Reproduce the substrate-attention experiment from
examples/prometheus_attention_4way.omc. Same architecture, same
task, same seed semantics (LCG-ported init for fair comparison).
If PyTorch shows the same monotonic substrate-ladder result (L3 >
L2 > L1 > L0), the win is cross-framework. If it doesn't, the OMC
result was specific to our implementation.
Variants:
L0: standard QKV (learned matrices)
L1: K = CRT-PE (substrate), Q + V learned
L2: K, Q = CRT-PE; V learned
L3: K, Q = CRT-PE; V = identity (parameter-free attention block)
"""
from __future__ import annotations
import argparse
import json
import math
import statistics
from pathlib import Path
import torch
import torch.nn as nn
import torch.nn.functional as F
# ---- Reproduce OMC's LCG init for fair comparison ----
def lcg(state: int) -> int:
return (state * 1103515245 + 12345) % 2147483648
def make_matrix(rows: int, cols: int, bound: float, state: int):
"""Bit-identical port of _prom_random_matrix from prometheus.omc."""

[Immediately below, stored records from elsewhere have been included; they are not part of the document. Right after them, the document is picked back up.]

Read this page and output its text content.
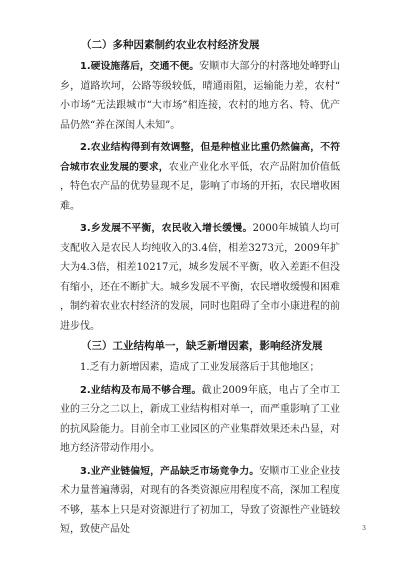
（二）多种因素制约农业农村经济发展

1.硬设施落后，交通不便。安顺市大部分的村落地处峰野山乡，道路坎坷，公路等级较低，晴通雨阻，运输能力差，农村“小市场”无法跟城市“大市场”相连接，农村的地方名、特、优产品仍然“养在深闺人未知”。

2.农业结构得到有效调整，但是种植业比重仍然偏高，不符合城市农业发展的要求，农业产业化水平低，农产品附加价值低，特色农产品的优势显现不足，影响了市场的开拓，农民增收困难。

3.乡发展不平衡，农民收入增长缓慢。2000年城镇人均可支配收入是农民人均纯收入的3.4倍，相差3273元，2009年扩大为4.3倍，相差10217元，城乡发展不平衡，收入差距不但没有缩小，还在不断扩大。城乡发展不平衡，农民增收缓慢和困难，制约着农业农村经济的发展，同时也阻碍了全市小康进程的前进步伐。

（三）工业结构单一，缺乏新增因素，影响经济发展

1.乏有力新增因素，造成了工业发展落后于其他地区；

2.业结构及布局不够合理。截止2009年底，电占了全市工业的三分之二以上，新成工业结构相对单一，而严重影响了工业的抗风险能力。目前全市工业园区的产业集群效果还未凸显，对地方经济带动作用小。

3.业产业链偏短，产品缺乏市场竞争力。安顺市工业企业技术力量普遍薄弱，对现有的各类资源应用程度不高，深加工程度不够，基本上只是对资源进行了初加工，导致了资源性产业链较短，致使产品处	3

m = torch.empty(rows, cols)
s = state
for i in range(rows):
for j in range(cols):
s = lcg(s)
r = s / 2147483648.0
m[i, j] = (r * 2.0 - 1.0) * bound
return m, s
# ---- CRT-Fibonacci positional encoding (same moduli as OMC) ----
FIB_MODULI = [5, 8, 13, 21, 34, 55, 89, 144]
def crt_pe(seq_len: int, d_model: int) -> torch.Tensor:
pe = torch.zeros(seq_len, d_model)
n_pairs = d_model // 2
for i in range(n_pairs):
m = FIB_MODULI[i % len(FIB_MODULI)]
for pos in range(seq_len):
residue = pos % m
angle = 2.0 * math.pi * residue / m
pe[pos, 2 * i] = math.sin(angle)
pe[pos, 2 * i + 1] = math.cos(angle)
return pe
# ---- Attention variants ----
class AttentionL0(nn.Module):
"""Standard QKV — learned matrices."""
def __init__(self, d_model: int, seq_len: int, seed: int):
super().__init__()
W_q, s = make_matrix(d_model, d_model, 0.3, seed + 11)
W_k, s = make_matrix(d_model, d_model, 0.3, s)
W_v, s = make_matrix(d_model, d_model, 0.3, s)
self.W_q = nn.Parameter(W_q)
self.W_k = nn.Parameter(W_k)
self.W_v = nn.Parameter(W_v)
self.rng_state = s
def forward(self, x):
q = x @ self.W_q
k = x @ self.W_k
v = x @ self.W_v
scores = q @ k.T
attn = F.softmax(scores, dim=-1)
return attn @ v
class AttentionL1(nn.Module):
"""K = CRT-PE; Q + V learned."""
def __init__(self, d_model: int, seq_len: int, seed: int):
super().__init__()
W_q, s = make_matrix(d_model, d_model, 0.3, seed + 11)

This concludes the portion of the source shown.